Le deuxième aspect, il n’est pas tant sur la façon de parler, je crois, sans prétention que ça je n’en avais pas besoin, mais c’est surtout sur la reconnaissance de la personne que je pouvais être. Et c’est de cela qu’a découlé la capacité à m’exprimer. J’ai pris conscience de ma valeur.
Ça s’est fait sous forme d’entretiens, de 1 à 2 heures, pour creuser le sujet, en face à face, tranquillement. Dans une approche très personnelle, presque privée. Ce n’est pas une méthode qu’on appliquerait à tout le monde, mais c’est une approche complètement personnalisée. J’ai fait une sorte de petit training ici. Et comme j’avais une intervention de prévue à l’extérieur, et vous étiez venue avec une caméra pour me filmer en situation, et on avait ensuite débriefé. À la fois la façon de s’exprimer, et de se comporter, de se tenir. Ce qui n’est pas évident parce qu’on ne s’en rend pas compte. Il faut apprendre à être spectateur de soi-même.

MF : C’est comment la prise de parole « après » ?

ET : Et bien maintenant j’interviens régulièrement, sans panique, face à des auditoires divers. Devant de nombreuses personnes, mais aussi dans des réunions plus techniques, plus ciblées, où là il y a une écoute qui est plus importante, à défendre des sujets. Je m’y suis beaucoup impliqué, j’ai réussi au-delà de ce que je pensais possible de faire. C’est des réunions de 20/30 personne, avec des personnes importantes, parfois des représentants de l’État au plus haut niveau. C’est toujours impressionnant d’avoir parfois à les contredire. Ce qui est très important, c’est que j’ai réussi à le faire en étant posé. Je me suis surpris dans ces moments-là, à me sentir en tête à tête avec la personne, à oublier les gens autour. Ça m’a surpris de pouvoir à ce point m’investir dans ce que je disais. Ça a surpris aussi des gens qui me connaissaient et qui assistaient aux réunions. J’ai pu soutenir avec force vigueur et conviction des propositions qui, sur un plan perso, ne m’apportent rien. 
Sur des prises de paroles de type discours, j’ai essayé de rendre vivants et dynamiques ces discours qui peuvent être ennuyeux et se ressembler. J’essaie de faire une animation avec un binôme, pour faire une sorte d’échange et créer du mouvement. On ne peut pas le faire tout le temps, bien sûr, mais quand même assez souvent. Ça apporte de la dynamique et de l’intérêt. J’aime aussi le « sans fiche », prendre la parole sans papier. Pour ça, il faut avoir confiance en soi ! Faut y aller ! Quelque part, je « théâtralise » mes discours. Et j’ai eu de très bons retours, là dessus. Du coup, je me dis que les gens écoutent ! J’ai fait un constat en observant de derrière la scène des discours dits « classiques » : la tête des gens ne bouge pas, et ils ont tous un reflet bleu sur le visage.

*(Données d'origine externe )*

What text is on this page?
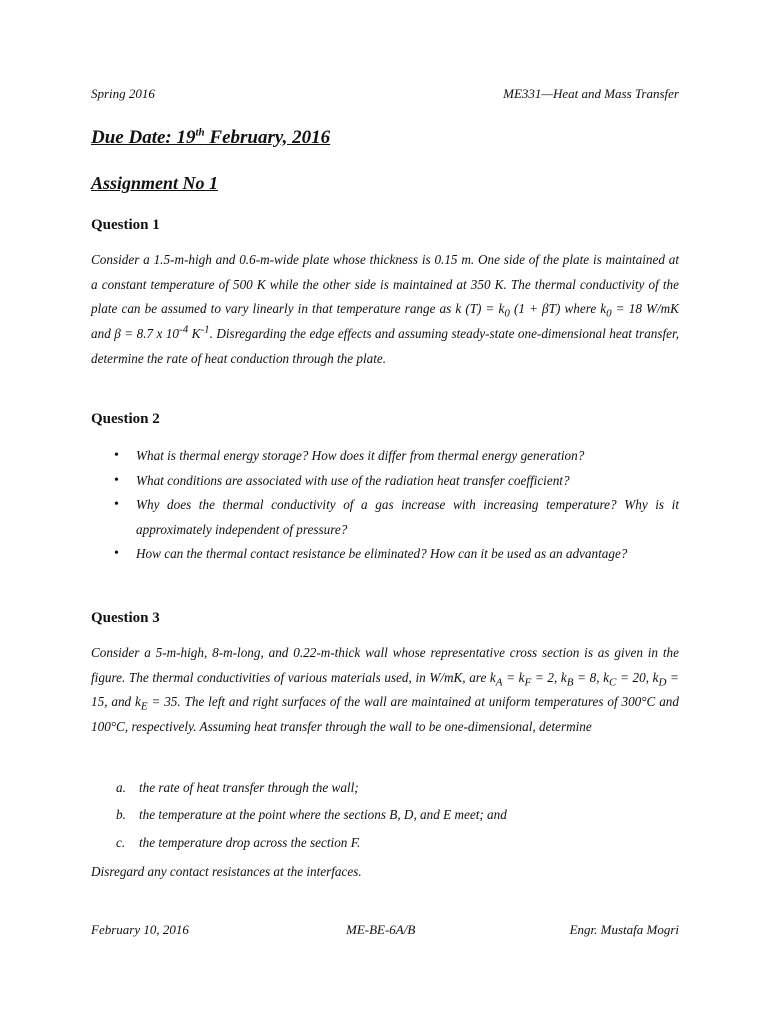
Spring 2016	ME331—Heat and Mass Transfer
Due Date: 19th February, 2016
Assignment No 1
Question 1
Consider a 1.5-m-high and 0.6-m-wide plate whose thickness is 0.15 m. One side of the plate is maintained at a constant temperature of 500 K while the other side is maintained at 350 K. The thermal conductivity of the plate can be assumed to vary linearly in that temperature range as k $(T) = k_0$ (1 + βT) where $k_0 = 18$ W/mK and β = 8.7 x $10^{-4}$ $K^{-1}$. Disregarding the edge effects and assuming steady-state one-dimensional heat transfer, determine the rate of heat conduction through the plate.
Question 2
• What is thermal energy storage? How does it differ from thermal energy generation?
• What conditions are associated with use of the radiation heat transfer coefficient?
• Why does the thermal conductivity of a gas increase with increasing temperature? Why is it approximately independent of pressure?
• How can the thermal contact resistance be eliminated? How can it be used as an advantage?
Question 3
Consider a 5-m-high, 8-m-long, and 0.22-m-thick wall whose representative cross section is as given in the figure. The thermal conductivities of various materials used, in W/mK, are $k_A = k_F = 2$, $k_B = 8$, $k_C = 20$, $k_D = 15$, and $k_E = 35$. The left and right surfaces of the wall are maintained at uniform temperatures of 300°C and 100°C, respectively. Assuming heat transfer through the wall to be one-dimensional, determine
a. the rate of heat transfer through the wall;
b. the temperature at the point where the sections B, D, and E meet; and
c. the temperature drop across the section F.
Disregard any contact resistances at the interfaces.
February 10, 2016	ME-BE-6A/B	Engr. Mustafa Mogri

MF : Le reflet de leur portable ??

ET : Exactement. Ils sont tous en train de travailler, ils n’écoutent pas. C’est dommage. Alors que quand vous impliquez les gens dans une histoire, en théâtralisant, vous avez beaucoup plus d’écoute. Et finalement, on fait cela pour que les gens écoutent.
Grâce à la confiance en moi que j’ai acquise par vos soins, dans un premier temps, j’ai osé faire. Et puis dans un deuxième temps, j’ai pu sortir du schéma classique, sortir du chemin, et dire : « Moi, je vais faire autrement. » Et j’avoue que je pourrais même dire que maintenant, j’y prends du plaisir !

MF : Vous conseilleriez cette prestation ? À qui ? Pourquoi ?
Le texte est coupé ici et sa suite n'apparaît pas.